Sometimes we make decisions without realizing we are making them. Or without consciously realizing why we are making them. Years back I made such a decision, not realizing at the time I was even making one.
Occasionally, an opportunity comes along at a time in your life when you’re not ready to take it, for reasons that have nothing to do with the opportunity. Or you might not realize it as an opportunity because of other things going on in your life. At these times, it’s easy to miss seeing what is in front of you. Sometimes, you might go down the road of your life without ever realizing you missed a special chance. Then there are times where circumstances change and that same opportunity is in front of you again – are you going to recognize it for what it is this time?

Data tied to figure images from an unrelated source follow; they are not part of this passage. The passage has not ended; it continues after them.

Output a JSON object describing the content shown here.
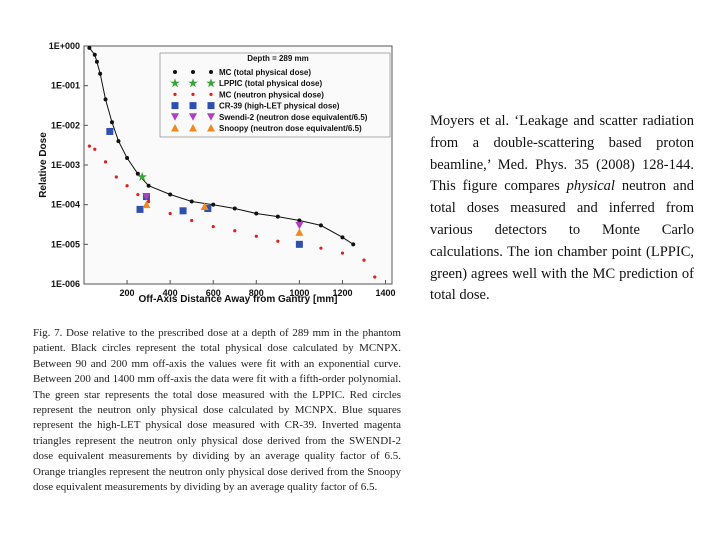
{
  "chart_data": {
    "type": "scatter",
    "annotation": "Depth = 289 mm",
    "x_label": "Off-Axis Distance Away from Gantry [mm]",
    "y_label": "Relative Dose",
    "xlim": [
      0,
      1430
    ],
    "ylim": [
      1e-06,
      1
    ],
    "log_y": true,
    "xticks": [
      200,
      400,
      600,
      800,
      1000,
      1200,
      1400
    ],
    "yticks": [
      {
        "value": 1,
        "label": "1E+000"
      },
      {
        "value": 0.1,
        "label": "1E-001"
      },
      {
        "value": 0.01,
        "label": "1E-002"
      },
      {
        "value": 0.001,
        "label": "1E-003"
      },
      {
        "value": 0.0001,
        "label": "1E-004"
      },
      {
        "value": 1e-05,
        "label": "1E-005"
      },
      {
        "value": 1e-06,
        "label": "1E-006"
      }
    ],
    "series": [
      {
        "name": "MC (total physical dose)",
        "color": "#111111",
        "marker": "circle",
        "line": true,
        "x": [
          25,
          50,
          60,
          75,
          100,
          130,
          160,
          200,
          250,
          300,
          400,
          500,
          600,
          700,
          800,
          900,
          1000,
          1100,
          1200,
          1250
        ],
        "values": [
          0.9,
          0.6,
          0.4,
          0.2,
          0.045,
          0.012,
          0.004,
          0.0015,
          0.0006,
          0.0003,
          0.00018,
          0.00012,
          0.0001,
          8e-05,
          6e-05,
          5e-05,
          4e-05,
          3e-05,
          1.5e-05,
          1e-05
        ]
      },
      {
        "name": "LPPIC (total physical dose)",
        "color": "#3aa53a",
        "marker": "star",
        "x": [
          270
        ],
        "values": [
          0.0005
        ]
      },
      {
        "name": "MC (neutron physical dose)",
        "color": "#e02020",
        "marker": "dot",
        "x": [
          25,
          50,
          100,
          150,
          200,
          250,
          300,
          400,
          500,
          600,
          700,
          800,
          900,
          1000,
          1100,
          1200,
          1300,
          1350
        ],
        "values": [
          0.003,
          0.0025,
          0.0012,
          0.0005,
          0.0003,
          0.00018,
          0.00012,
          6e-05,
          4e-05,
          2.8e-05,
          2.2e-05,
          1.6e-05,
          1.2e-05,
          1e-05,
          8e-06,
          6e-06,
          4e-06,
          1.5e-06
        ]
      },
      {
        "name": "CR-39 (high-LET physical dose)",
        "color": "#3050b0",
        "marker": "square",
        "x": [
          120,
          260,
          290,
          460,
          575,
          1000
        ],
        "values": [
          0.007,
          7.6e-05,
          0.00016,
          7e-05,
          8e-05,
          1e-05
        ]
      },
      {
        "name": "Swendi-2 (neutron dose equivalent/6.5)",
        "color": "#b040c0",
        "marker": "triangle-down",
        "x": [
          290,
          1000
        ],
        "values": [
          0.00016,
          3e-05
        ]
      },
      {
        "name": "Snoopy (neutron dose equivalent/6.5)",
        "color": "#f08a20",
        "marker": "triangle-up",
        "x": [
          290,
          560,
          1000
        ],
        "values": [
          0.0001,
          9e-05,
          2e-05
        ]
      }
    ]
  },
  "caption": "Fig. 7. Dose relative to the prescribed dose at a depth of 289 mm in the phantom patient. Black circles represent the total physical dose calculated by MCNPX. Between 90 and 200 mm off-axis the values were fit with an exponential curve. Between 200 and 1400 mm off-axis the data were fit with a fifth-order polynomial. The green star represents the total dose measured with the LPPIC. Red circles represent the neutron only physical dose calculated by MCNPX. Blue squares represent the high-LET physical dose measured with CR-39. Inverted magenta triangles represent the neutron only physical dose derived from the SWENDI-2 dose equivalent measurements by dividing by an average quality factor of 6.5. Orange triangles represent the neutron only physical dose derived from the Snoopy dose equivalent measurements by dividing by an average quality factor of 6.5.",
  "side_text": [
    "Moyers et al. ‘Leakage and scatter radiation from a double-scattering based proton beamline,’ Med. Phys. 35 (2008) 128-144. This figure compares ",
    "physical",
    " neutron and total doses measured and inferred from various detectors to Monte Carlo calculations. The ion chamber point (LPPIC, green) agrees well with the MC prediction of total dose."
  ]
}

I am at a very interesting, exciting and frightening crossroads of my life right now. I am changing careers at 42. I have to decide what I want to do with my life now that I’m grown up. I feel like, as with many people, I’ve already reinvented myself several times to date during my adult life. During the past year or so, I’ve done a lot of soul searching and was able to put myself back together after a painful, traumatic period. Recently, all of those pieces came together and I realized I was finally “whole” again – myself again. There’s nothing better than the feeling of falling in love – especially if you are falling back in love with life, with the possibilities and potentials that the future holds.
Coming back to my point above, I have recently done a lot of thinking and I realized that I had an opportunity years back and avoided it because I wasn’t ready for it. It was the wrong time in my life – I had just gotten divorced from my first husband. The idea of getting involved in something serious at the time was a foreign concept – I had just come out of an 11 year marriage – a 13 year relationship. I had 2 very young children and was embarking on life as a single mother. I had to see what that was and figure it out for myself. So I didn’t even recognize something great right in front of me. As I said, if we are not open to it, the right thing can come right in front of our faces and we can fail to see them for what they are.
So now I see what it was I ran away from last time, I chickened out on taking a chance and I never viewed it as such until I started thinking of it recently. I chickened out because it was everything I should have been looking for, but I wasn’t looking for it, so I didn’t see it right in front of me.
Now? Who knows? Was that blown chance five years ago never meant to be? Or may it come back around and this time I will be ready and waiting for it?
Something to think about. Can we change course and take the road not taken if it comes up in front of us again and this time we are paying attention to where we are going in our lives?
Live, love, laugh…it makes it worthwhile!